I thought it would be perfect for doing the scrolls on the bottoms of sash windows rather than faffing about changing blades on the bandsaw . I think the bottom blade holder thingy needs to be fixed in place to make the blade square with the bed . :-k


----------



## Gill (25 May 2007)

Welcome to the wonderful world of the scroll saw  .

There's definitely an alignment problem but not having a Delta myself, I can't make an informed comment. However, Alan has replaced the blade clamp system in in his Diamond saw with one from a Delta and he posted a picture of it:






Does this help? It looks to me as if the blade clamp on your saw needs to be rotated through 90 degrees.
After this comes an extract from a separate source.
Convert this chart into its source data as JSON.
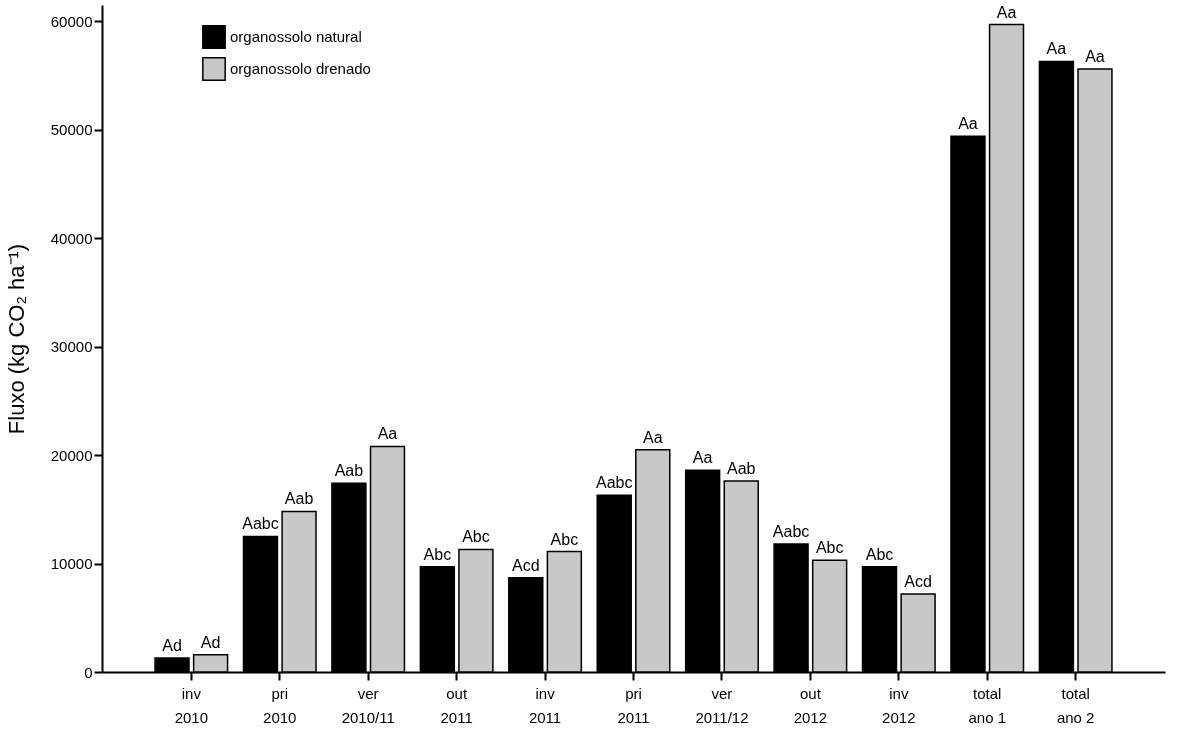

I see your new saw has a hold-down arm fitted; most scrollers find these devices rather irritating and remove them.


----------



## ike (25 May 2007)

This is my Delta setup if it's any help.


----------



## JFC (25 May 2007)

Hmmmm i seem to be missing the tension thingy on the top and have the blade holder the wrong way round as i suspected . The blade is too long any other way other than the way i have it so i think something else has been fitted wrong or it's missing .


----------



## scroller frank (26 May 2007)

Hi JFC
your blade fitting is wrong ,also IKE's is a newer modle than yours and the tentioning is differant to "ours", wich is as the photo on Gill's post
and on my saw



hope this helps[/img][/url].
hope you get it fixt ! and it works ok (a good saw ) imho  
all the best-------------Frank-------------


----------



## JFC (26 May 2007)

Thanks for the replies , the problem was that someone had stolen the part while it was in the showroom and they had ordered another one . It came as a complete set and they had attached that to the part that wasnt stolen :roll: In other words i only needed half of what was supplied . All working fine now


----------